When uranium is used in a conventional Light Water Reactor, it's converted into plutonium (and if the U238 isotope is used, the result can be fissable Pu239). Even without the danger of weapons-grade plutonium proliferating from a country's stores of radioactive waste, there's not really an easy way to dispose of the byproduct. Our best answer so far has been burying it and hoping for the best. Instead, Thor Energy—a subsidiary of the Oslo-based Scatec group—wants to burn up that store of plutonium to power the very reactors that created it. All its system needs is the addition of thorium. A lot of it.
Luckily, thorium (Th232) is an abundant—albeit slightly radioactive—element. It's estimated to be four times as common as uranium and 500 times as much as U238. It's so common that it's currently treated like a byproduct in the rare-earth mining industry. Problem is, naturally occurring thorium doesn't contain enough of its fissable isotope (Th231) to maintain criticality. But that's where the plutonium comes in. What Thor energy did was mix ceramic thorium oxide (ThO2) with plutonium oxide (nuclear waste) in a 90:10 ratio to create thorium-MOX (mixed-oxide). The thorium oxide acts as a matrix that holds the plutonium in place as its used up.
This stuff could very well revolutionize nuclear power. Thorium-MOX can be formed into rods and used in current generation (Gen II) nuclear reactor with minimal retrofitting. Ceramic thorium has a higher thermal conductivity and melting point than uranium, meaning it can operate at a lower (and safer) internal pellet temperature with less chance of a meltdown, fewer fission gas emissions, and extended fuel cycles.

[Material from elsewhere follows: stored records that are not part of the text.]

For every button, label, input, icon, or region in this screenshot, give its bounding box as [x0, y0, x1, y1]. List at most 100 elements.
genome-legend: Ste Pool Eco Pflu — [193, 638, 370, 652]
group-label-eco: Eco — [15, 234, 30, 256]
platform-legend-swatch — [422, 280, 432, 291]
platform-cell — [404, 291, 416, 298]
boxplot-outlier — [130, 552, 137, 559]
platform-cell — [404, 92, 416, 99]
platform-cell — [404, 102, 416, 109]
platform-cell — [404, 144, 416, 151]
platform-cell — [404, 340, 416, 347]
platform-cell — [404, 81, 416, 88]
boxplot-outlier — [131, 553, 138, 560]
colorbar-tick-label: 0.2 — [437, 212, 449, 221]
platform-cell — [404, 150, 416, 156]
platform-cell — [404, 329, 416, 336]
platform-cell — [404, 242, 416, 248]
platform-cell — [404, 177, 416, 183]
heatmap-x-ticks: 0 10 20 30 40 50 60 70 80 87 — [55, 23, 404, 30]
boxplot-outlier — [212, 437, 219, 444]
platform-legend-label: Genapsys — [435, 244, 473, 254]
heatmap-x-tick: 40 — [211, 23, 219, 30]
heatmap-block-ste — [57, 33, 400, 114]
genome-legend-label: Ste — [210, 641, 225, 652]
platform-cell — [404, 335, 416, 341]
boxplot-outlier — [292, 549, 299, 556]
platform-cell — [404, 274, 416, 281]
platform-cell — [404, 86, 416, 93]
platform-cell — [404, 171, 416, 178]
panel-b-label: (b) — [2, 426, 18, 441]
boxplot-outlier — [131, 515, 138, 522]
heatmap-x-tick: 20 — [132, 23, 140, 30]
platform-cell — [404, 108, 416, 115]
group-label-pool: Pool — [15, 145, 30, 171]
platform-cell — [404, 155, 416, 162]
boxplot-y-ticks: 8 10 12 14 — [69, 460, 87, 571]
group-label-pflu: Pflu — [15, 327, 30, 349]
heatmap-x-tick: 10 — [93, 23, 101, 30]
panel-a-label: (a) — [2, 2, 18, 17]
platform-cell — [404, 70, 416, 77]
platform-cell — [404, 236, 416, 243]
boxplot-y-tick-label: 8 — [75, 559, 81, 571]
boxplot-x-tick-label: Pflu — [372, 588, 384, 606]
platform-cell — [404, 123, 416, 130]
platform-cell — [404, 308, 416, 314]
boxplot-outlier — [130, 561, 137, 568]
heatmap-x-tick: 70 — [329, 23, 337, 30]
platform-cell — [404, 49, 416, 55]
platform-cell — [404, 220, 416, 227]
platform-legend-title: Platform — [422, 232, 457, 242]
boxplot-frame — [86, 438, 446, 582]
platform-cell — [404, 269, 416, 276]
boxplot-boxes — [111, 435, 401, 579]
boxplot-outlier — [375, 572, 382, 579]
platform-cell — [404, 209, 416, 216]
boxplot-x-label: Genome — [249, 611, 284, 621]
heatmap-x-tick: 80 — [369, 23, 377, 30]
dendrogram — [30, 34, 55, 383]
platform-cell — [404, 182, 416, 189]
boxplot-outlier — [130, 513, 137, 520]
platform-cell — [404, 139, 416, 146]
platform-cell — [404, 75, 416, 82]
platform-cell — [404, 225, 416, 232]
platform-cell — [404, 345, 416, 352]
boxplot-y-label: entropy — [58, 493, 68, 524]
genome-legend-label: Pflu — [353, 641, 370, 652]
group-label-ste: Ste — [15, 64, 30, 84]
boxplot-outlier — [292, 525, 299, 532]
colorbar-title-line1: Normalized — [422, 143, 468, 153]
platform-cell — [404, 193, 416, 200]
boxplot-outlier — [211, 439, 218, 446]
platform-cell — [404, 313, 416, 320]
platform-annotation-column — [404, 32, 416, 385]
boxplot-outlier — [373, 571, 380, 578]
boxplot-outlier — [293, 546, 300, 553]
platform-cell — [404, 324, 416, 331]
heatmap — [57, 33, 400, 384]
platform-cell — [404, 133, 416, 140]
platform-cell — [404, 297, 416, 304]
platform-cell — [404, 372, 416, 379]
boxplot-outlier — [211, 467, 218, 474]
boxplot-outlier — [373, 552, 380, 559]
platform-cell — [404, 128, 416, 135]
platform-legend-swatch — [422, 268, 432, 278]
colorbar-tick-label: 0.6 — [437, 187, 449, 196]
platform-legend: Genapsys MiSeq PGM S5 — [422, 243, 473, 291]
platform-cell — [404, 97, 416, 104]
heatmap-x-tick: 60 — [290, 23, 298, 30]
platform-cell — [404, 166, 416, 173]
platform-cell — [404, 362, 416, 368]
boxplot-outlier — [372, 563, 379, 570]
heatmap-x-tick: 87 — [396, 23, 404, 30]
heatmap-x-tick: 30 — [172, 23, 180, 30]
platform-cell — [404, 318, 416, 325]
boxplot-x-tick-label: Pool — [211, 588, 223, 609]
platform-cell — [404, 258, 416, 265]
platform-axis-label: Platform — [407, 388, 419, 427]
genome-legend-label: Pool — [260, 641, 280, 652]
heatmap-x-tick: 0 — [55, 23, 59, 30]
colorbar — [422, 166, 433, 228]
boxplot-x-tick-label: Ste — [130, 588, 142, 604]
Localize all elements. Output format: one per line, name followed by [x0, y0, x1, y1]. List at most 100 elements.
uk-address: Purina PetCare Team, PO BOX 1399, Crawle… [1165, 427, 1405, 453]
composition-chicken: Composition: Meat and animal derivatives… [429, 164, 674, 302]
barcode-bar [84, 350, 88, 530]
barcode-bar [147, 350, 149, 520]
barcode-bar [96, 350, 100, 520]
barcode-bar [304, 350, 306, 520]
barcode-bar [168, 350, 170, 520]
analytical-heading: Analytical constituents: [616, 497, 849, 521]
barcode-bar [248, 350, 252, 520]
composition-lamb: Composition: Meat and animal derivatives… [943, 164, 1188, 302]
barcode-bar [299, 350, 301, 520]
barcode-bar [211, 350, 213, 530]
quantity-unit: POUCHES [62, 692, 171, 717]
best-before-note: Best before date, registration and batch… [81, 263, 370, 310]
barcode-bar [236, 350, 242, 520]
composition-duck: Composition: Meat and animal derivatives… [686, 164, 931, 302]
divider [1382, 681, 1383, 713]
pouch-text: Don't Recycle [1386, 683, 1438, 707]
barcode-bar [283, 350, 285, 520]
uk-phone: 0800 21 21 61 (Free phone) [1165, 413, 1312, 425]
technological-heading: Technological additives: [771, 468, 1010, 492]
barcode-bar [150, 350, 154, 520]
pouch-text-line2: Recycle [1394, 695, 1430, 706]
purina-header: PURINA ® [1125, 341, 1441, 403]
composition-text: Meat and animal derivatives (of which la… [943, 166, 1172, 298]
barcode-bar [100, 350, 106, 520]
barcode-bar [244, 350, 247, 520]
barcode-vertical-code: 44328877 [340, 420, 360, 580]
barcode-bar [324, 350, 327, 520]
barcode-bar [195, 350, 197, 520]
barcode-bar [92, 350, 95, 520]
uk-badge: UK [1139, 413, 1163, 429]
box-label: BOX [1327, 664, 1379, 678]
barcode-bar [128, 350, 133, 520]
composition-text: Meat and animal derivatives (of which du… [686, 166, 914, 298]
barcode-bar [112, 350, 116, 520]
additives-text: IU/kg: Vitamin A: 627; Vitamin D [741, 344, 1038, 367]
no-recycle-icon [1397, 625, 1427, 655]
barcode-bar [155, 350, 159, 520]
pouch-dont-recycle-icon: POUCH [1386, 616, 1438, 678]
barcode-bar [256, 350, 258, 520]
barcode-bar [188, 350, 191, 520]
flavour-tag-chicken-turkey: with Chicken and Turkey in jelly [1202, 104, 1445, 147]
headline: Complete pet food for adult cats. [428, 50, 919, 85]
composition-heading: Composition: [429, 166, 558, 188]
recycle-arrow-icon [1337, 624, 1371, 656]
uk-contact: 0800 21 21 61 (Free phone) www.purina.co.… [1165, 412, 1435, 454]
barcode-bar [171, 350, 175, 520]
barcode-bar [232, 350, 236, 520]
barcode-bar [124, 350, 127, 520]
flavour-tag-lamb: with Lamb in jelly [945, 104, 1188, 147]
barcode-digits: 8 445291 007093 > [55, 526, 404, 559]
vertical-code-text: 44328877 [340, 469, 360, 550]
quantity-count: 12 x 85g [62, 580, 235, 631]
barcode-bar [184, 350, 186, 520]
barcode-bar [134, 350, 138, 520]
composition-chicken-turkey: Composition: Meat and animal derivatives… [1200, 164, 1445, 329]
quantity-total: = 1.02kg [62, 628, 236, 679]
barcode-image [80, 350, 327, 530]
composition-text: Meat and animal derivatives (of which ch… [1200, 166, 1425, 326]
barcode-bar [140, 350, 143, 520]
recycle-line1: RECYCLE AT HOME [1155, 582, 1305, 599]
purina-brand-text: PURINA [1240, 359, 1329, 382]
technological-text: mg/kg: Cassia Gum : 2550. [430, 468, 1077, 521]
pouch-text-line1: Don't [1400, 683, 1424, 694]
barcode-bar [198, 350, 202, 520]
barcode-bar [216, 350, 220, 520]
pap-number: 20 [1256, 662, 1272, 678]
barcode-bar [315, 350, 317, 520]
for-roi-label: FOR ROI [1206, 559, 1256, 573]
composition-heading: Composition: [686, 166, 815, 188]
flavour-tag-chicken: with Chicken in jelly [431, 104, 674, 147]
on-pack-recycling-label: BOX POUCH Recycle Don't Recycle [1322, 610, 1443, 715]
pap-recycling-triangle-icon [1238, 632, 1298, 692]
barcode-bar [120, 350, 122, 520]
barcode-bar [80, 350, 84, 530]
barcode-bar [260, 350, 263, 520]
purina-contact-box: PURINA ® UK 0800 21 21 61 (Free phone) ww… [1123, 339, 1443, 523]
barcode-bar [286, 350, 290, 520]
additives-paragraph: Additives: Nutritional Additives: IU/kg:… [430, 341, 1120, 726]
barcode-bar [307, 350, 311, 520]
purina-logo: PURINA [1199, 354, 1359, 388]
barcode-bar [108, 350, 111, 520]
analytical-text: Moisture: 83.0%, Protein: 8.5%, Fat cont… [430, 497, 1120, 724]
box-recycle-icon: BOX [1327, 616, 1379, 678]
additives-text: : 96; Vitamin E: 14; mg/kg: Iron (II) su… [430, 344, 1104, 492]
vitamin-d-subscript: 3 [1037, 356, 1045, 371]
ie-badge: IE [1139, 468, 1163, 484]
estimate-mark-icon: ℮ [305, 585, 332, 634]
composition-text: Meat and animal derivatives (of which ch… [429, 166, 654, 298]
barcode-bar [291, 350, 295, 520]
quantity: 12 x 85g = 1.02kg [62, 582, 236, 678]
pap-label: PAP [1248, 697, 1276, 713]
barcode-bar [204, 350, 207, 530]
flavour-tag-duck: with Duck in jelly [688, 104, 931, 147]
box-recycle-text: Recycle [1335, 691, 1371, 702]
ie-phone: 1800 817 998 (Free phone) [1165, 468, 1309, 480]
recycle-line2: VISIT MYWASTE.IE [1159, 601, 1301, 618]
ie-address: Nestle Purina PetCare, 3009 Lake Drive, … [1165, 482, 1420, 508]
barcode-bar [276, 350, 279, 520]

Most importantly, thorium doesn't convert into plutonium—precisely the opposite, in fact. That is, the process consumes plutonium. We could be looking at a means of not only halting the growth American nuclear waste sites but actually reducing our stores of plutonium while simultaneously reducing the danger of nuclear proliferation. Sure, the thorium system does create waste of i's own, but irradiated thorium doesn't oxidize and remains more stable as it decays. What more could you want?
Thor Energy is currently testing the new technology on the small scale. A prototype reactor will power a paper mill in the town of Halden, Norway for the next five years. If the fuel proves to be commercially viable during that test, we could see a sea change in nuclear power by the end of the decade.